SDSL technology allows for the back-and-forth digital transfer of voice and data."Excess Bandwidth's symmetric DSL technology opens up a whole new addressable market for us, especially for central-office lines that send and receive large amounts of data," said Charles Cotton, chief executive of Virata, Santa Clara, Calif. "Also, the acquisition enhances our growing arsenal of DSL solutions to offer our customers both asymmetric and symmetric solutions."
In the DSL market, ADSL is only half the equation, said Kim Funasaki, an analyst at IDC in Mountain View, Calif. "The acquisition will enable Virata to become one of the few players that's strong in both asymmetric and symmetric DSL, a market in which GlobeSpan is currently the leader," Funasaki said.
"Excess Bandwidth is also developing g.shdsl solutions, an emerging standard that will dominate the SDSL market in a couple of years, replacing SDSL and even HDSL2 to some extent," she said. "This standard integrates the best of both: It's a rate-adaptive technology that trades off speed and reach."

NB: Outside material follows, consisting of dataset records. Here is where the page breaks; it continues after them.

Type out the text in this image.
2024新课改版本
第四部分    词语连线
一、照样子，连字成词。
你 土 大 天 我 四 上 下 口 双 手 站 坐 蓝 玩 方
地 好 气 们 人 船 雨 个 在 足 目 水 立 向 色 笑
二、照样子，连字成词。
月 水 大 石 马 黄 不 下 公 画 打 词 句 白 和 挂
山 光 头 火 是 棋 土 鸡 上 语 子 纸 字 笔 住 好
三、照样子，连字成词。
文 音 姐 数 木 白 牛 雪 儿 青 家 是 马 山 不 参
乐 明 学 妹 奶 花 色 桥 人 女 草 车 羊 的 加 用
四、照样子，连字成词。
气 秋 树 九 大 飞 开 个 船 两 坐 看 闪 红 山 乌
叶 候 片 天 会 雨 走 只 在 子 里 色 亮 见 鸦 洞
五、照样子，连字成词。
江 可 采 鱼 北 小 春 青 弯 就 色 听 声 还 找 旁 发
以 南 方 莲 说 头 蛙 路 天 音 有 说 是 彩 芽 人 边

Excess Bandwidth will benefit from Virata's business model, which combines chips and software for its telecommunications-equipment customers, said president and chief executive Steve Dines. "Our symmetric DSL PHY technology, combined with Virata's communications and voice processors and software, will [enhance our offerings] to equipment customers designing high-performance, cost-effective SDSL solutions."
Excess Bandwidth, Cupertino, Calif., develops advanced algorithms for high-bandwidth communications applications and focuses on SDSL. The company has 50 employees and will continue to operate out of its Cupertino office, according to Virata.
Virata is now well positioned to offer components and services for DSL-modem applications, according to Funasaki. "Virata has expertise in offering what their DSL customers require," she said. "In voice, they offer communications processors, voice processors, voice-over-DSL, as well as integrated access devices."
As late as last year, demand for DSL languished as suppliers waited for digital-modem subscribers to switch from dial-up analog equipment and modems, which are reportedly 100 times slower than DSL connections. But earlier this month, an FCC mandate went into effect ordering local telephone companies to share their lines with DSL providers.
The mandate, Funasaki said, will have a "significant effect on the DSL market" by driving prices down as more DSL providers gain market share and consumers become more aware of DSL's advantages.
The FCC mandate will "turn things upside down in the DSL market in the United States," Virata's Cotton predicted. "The unbundling of the local loop is really what is driving DSL applications there, and the service providers will shortly lower costs and gain market share."
Cotton also noted that Virata is ramping up for voice applications. "The opportunity definitely exists for suppliers to offer DSL components that equip voice in addition to data, as an alternative to traditional telephone connections," he said.